Tiny God. The Eternal Creator of All That Is, Was and Will Be has strong feelings about which political party to support in this year’s elections?!?! Seriously??
Traditions short-circuited. You know how upset Catholics become when the Vatican messes with tradition every hundred years or so? Protestant churches do that all the time. “That tradition that has always been comforting and meaningful to you? Yeah, we decided to chuck that last week.” I could go back to my old church, but beyond the bricks and mortars, it bears no resemblance at all to the church I grew up in.
Diversity? Pursuing diversity for its own sake is dumb. But in Venango County, if you don’t come as part of a complete traditional family unit package, many churches aren’t sure what to do with you.
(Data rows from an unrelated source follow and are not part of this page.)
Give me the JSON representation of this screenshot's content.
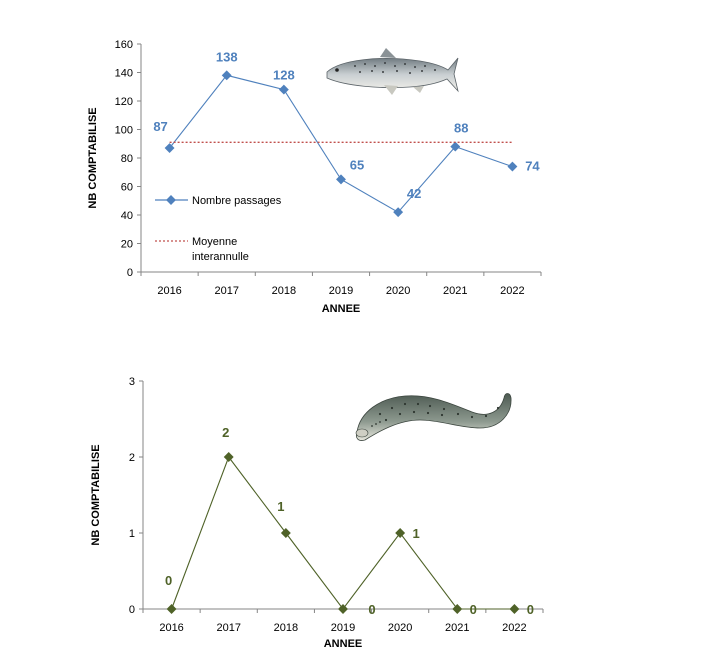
{
  "chart_data": [
    {
      "type": "line",
      "categories": [
        "2016",
        "2017",
        "2018",
        "2019",
        "2020",
        "2021",
        "2022"
      ],
      "ylim": [
        0,
        160
      ],
      "yticks": [
        "0",
        "20",
        "40",
        "60",
        "80",
        "100",
        "120",
        "140",
        "160"
      ],
      "xlabel": "ANNEE",
      "ylabel": "NB COMPTABILISE",
      "series": [
        {
          "name": "Nombre passages",
          "values": [
            87,
            138,
            128,
            65,
            42,
            88,
            74
          ],
          "color": "#4f81bd"
        },
        {
          "name": "Moyenne interannulle",
          "values": [
            91,
            91,
            91,
            91,
            91,
            91,
            91
          ],
          "color": "#c0504d",
          "style": "dotted"
        }
      ],
      "data_labels": [
        "87",
        "138",
        "128",
        "65",
        "42",
        "88",
        "74"
      ],
      "legend": {
        "placement": "left",
        "item1": "Nombre passages",
        "item2_line1": "Moyenne",
        "item2_line2": "interannulle"
      },
      "icon": "salmon-icon"
    },
    {
      "type": "line",
      "categories": [
        "2016",
        "2017",
        "2018",
        "2019",
        "2020",
        "2021",
        "2022"
      ],
      "ylim": [
        0,
        3
      ],
      "yticks": [
        "0",
        "1",
        "2",
        "3"
      ],
      "xlabel": "ANNEE",
      "ylabel": "NB COMPTABILISE",
      "series": [
        {
          "values": [
            0,
            2,
            1,
            0,
            1,
            0,
            0
          ],
          "color": "#4f6228"
        }
      ],
      "data_labels": [
        "0",
        "2",
        "1",
        "0",
        "1",
        "0",
        "0"
      ],
      "icon": "lamprey-icon"
    }
  ]
}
My Own Fault. To be honest, I have to acknowledge my own role. I’m the one who put distance between myself and the church. It’s true that the last time a minister visited me was in September, 1979. But in all the intervening years, not one church has barred the door or refused to let me sit in a pew. Those of us who chose to walk away could also choose to walk back.
What might prompt us to do that? Hard to say. The shortest answer is for churches to be places that clearly offer something powerful and positive not found elsewhere. That might give churches and strays a reason to bother with each other.